Les soldes en France obéissent à des règles très strictes. Découvrez ce que les commerçants ont vraiment le droit de faire et ce qui leur est interdit hors des périodes officielles.
En France, le mot « soldes » ne désigne pas n’importe quelle promotion. C’est un régime juridique précis, avec des dates fixes (hiver et été), des obligations d’affichage et une règle clé : la vente à perte, interdite le reste de l’année, devient autorisée. En contrepartie, les commerçants doivent informer loyalement le consommateur, indiquer le prix de référence et ne solder que des articles déjà proposés à la vente avant le début des soldes. Objectif : éviter les gonflements artificiels des prix. En cas de pratique trompeuse, les sanctions peuvent aller jusqu’à deux ans de prison et 300 000 euros d’amende pour un entrepreneur individuel, bien plus pour une société.
Un commerçant peut tout à fait choisir de ne solder qu’une partie de son stock. Par exemple, uniquement les manteaux ou une sélection de chaussures. La loi ne l’oblige pas à brader tout le magasin. Mais attention : il doit être transparent. En vitrine, sur les étiquettes et en ligne, le périmètre de l’opération doit être clair. Pas question de laisser croire que tout est soldé si ce n’est pas le cas. L’affichage du prix antérieur réel et du montant de la réduction reste obligatoire. En revanche, impossible d’organiser des soldes en dehors des dates légales. Depuis la suppression des « soldes flottants » en 2015, aucun commerçant ne peut utiliser le terme « soldes » avant ou après les périodes officielles. Il peut proposer des promotions, des ventes privées ou des remises fidélité toute l’année, mais cela ne relève pas du même cadre juridique, notamment pour la vente à perte.

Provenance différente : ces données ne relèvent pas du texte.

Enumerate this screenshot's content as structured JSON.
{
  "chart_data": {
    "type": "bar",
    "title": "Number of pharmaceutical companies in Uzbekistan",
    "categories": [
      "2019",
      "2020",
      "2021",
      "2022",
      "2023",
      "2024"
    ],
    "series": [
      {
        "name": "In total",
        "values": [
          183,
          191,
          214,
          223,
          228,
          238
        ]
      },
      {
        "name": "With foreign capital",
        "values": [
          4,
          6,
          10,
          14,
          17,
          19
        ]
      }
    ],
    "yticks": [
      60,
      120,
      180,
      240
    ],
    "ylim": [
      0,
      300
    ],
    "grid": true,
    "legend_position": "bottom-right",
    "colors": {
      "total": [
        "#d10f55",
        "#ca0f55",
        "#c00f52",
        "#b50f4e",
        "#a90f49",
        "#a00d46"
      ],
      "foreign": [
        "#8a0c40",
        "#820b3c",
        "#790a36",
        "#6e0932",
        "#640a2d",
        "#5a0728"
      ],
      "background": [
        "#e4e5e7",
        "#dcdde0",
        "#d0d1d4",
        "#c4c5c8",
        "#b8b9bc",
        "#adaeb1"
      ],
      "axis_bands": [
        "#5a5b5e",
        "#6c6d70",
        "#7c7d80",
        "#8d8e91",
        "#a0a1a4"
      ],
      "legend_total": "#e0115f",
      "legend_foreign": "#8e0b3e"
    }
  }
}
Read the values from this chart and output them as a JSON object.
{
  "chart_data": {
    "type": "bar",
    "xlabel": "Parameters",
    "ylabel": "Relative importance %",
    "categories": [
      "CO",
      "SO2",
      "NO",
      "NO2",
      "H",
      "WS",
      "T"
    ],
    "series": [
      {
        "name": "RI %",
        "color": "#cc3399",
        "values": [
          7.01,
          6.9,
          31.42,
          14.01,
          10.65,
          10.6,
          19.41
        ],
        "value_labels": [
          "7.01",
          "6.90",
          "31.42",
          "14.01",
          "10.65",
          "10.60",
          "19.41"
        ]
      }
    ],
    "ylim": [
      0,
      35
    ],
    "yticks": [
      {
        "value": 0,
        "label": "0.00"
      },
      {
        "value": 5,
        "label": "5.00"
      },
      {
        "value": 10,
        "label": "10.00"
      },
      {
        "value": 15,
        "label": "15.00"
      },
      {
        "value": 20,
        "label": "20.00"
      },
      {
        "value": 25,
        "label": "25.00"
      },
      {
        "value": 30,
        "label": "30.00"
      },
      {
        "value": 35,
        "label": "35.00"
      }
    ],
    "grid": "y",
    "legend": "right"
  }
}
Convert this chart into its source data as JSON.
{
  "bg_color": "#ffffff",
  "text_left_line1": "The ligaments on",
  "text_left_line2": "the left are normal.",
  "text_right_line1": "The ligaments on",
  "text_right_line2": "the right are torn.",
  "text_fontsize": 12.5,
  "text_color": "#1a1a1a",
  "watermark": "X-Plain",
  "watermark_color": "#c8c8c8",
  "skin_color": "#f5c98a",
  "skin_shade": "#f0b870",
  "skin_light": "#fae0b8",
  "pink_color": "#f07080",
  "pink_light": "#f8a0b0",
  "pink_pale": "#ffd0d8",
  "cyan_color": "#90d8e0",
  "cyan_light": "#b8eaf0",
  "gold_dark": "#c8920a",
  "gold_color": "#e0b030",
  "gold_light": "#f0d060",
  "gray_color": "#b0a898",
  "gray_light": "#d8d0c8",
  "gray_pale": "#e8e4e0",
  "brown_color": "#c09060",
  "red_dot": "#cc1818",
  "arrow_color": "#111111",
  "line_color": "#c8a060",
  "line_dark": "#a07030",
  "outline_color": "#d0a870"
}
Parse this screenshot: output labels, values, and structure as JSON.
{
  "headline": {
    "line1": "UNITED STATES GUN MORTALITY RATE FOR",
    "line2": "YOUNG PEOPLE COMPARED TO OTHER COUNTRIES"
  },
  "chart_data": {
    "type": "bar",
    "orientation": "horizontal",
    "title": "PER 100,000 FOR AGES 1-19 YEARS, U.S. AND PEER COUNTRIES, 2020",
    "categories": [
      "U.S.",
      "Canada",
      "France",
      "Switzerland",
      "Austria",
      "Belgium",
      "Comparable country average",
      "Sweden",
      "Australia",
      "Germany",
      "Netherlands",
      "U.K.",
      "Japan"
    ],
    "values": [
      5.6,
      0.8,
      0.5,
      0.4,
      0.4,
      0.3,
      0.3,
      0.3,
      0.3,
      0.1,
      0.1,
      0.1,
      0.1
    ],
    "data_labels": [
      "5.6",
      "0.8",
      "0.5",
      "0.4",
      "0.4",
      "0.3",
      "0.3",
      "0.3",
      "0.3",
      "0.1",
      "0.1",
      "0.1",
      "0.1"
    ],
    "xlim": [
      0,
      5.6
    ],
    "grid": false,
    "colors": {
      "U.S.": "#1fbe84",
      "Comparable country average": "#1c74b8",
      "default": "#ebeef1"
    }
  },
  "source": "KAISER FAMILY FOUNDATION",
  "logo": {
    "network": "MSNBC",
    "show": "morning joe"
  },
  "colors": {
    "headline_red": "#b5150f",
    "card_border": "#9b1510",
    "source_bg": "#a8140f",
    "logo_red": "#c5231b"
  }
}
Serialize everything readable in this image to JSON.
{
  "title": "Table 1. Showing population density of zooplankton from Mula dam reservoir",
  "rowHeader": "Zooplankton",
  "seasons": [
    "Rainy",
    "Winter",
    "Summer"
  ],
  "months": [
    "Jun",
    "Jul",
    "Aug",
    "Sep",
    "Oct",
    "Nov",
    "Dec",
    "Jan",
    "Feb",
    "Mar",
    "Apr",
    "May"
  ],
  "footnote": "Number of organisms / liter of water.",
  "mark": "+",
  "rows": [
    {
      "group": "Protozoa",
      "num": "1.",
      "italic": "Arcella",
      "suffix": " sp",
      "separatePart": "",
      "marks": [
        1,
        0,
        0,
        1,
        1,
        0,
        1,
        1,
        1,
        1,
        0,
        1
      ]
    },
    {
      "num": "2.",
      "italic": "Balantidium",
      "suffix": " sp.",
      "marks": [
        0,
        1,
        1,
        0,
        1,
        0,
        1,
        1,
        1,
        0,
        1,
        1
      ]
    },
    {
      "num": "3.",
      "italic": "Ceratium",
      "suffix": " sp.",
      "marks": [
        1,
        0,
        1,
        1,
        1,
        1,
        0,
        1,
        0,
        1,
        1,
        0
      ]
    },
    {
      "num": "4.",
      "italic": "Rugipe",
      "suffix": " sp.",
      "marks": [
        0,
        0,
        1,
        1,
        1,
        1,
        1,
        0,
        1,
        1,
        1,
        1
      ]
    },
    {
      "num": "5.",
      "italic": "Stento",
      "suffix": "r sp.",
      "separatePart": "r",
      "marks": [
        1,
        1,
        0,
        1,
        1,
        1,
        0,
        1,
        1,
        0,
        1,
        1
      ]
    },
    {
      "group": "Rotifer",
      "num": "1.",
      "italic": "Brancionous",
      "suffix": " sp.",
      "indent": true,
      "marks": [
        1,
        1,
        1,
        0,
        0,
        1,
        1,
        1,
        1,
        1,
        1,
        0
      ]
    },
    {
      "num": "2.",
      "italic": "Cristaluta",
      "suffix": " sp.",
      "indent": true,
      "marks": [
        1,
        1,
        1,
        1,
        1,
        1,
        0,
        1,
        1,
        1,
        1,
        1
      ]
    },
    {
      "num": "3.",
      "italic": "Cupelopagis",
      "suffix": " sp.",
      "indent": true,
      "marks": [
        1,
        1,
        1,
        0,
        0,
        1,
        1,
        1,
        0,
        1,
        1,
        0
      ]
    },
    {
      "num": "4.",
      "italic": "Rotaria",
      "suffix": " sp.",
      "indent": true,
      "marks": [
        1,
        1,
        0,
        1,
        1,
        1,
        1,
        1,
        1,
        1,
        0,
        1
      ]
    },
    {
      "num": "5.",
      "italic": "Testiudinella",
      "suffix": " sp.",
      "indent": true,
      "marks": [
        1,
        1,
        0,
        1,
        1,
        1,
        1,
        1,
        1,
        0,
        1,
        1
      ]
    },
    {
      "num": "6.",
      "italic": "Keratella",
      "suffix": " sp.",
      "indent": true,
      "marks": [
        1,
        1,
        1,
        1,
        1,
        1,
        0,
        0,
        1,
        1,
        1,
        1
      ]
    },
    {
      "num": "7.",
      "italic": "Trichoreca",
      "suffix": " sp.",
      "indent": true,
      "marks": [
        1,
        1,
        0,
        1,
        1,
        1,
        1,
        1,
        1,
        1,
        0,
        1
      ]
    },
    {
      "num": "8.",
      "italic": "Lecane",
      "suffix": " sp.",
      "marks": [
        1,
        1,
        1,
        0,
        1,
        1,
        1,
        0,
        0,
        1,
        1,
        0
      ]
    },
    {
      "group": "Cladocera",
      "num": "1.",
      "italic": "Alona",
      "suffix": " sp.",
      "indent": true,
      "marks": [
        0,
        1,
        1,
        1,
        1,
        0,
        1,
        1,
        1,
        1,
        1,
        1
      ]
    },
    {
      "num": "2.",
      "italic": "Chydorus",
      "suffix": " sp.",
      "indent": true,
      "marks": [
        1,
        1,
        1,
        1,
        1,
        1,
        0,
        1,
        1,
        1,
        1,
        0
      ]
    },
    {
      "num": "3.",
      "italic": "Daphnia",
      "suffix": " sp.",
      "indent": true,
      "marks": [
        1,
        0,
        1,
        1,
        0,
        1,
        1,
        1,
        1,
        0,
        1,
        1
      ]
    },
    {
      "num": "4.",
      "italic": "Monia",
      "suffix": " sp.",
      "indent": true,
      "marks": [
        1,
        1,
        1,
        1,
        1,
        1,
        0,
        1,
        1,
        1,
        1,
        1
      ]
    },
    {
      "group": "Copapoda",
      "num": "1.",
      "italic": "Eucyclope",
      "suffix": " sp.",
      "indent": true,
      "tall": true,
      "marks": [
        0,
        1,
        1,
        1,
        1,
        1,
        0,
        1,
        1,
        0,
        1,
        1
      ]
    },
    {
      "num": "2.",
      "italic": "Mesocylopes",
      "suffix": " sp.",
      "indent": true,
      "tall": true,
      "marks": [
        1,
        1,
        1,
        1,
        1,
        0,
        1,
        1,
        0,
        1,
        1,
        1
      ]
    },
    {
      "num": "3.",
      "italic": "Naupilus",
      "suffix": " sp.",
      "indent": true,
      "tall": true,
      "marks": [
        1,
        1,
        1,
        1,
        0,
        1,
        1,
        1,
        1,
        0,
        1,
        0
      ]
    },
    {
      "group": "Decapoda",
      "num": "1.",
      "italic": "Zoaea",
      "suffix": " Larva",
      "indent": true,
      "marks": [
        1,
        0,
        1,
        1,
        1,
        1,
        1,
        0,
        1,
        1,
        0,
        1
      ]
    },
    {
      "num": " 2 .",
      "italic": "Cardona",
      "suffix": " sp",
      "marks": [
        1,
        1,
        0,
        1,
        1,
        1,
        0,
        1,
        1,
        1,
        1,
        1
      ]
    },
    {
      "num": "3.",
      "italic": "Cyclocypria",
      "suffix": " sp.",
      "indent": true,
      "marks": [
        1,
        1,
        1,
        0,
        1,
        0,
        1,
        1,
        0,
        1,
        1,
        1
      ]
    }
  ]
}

La confusion vient souvent des opérations marketing : invitations VIP, comptes à rebours, affiches aux allures de soldes avec des pourcentages spectaculaires. Ces actions sont légales, mais le vocabulaire employé brouille les pistes. Un client peut croire qu’il assiste à des soldes officiels alors qu’il s’agit d’une opération ponctuelle. Pour éviter les mauvaises surprises, il suffit de vérifier le prix de référence et de lire les mentions en petits caractères comme « sur une sélection d’articles ». Les soldes d’été 2026, par exemple, débuteront fin juin en métropole et s’étaleront sur quatre semaines, avec des dates adaptées selon les territoires (Corse, Antilles, etc.). Une occasion de faire de bonnes affaires, à condition de rester vigilant sur ce qui est vraiment soldé.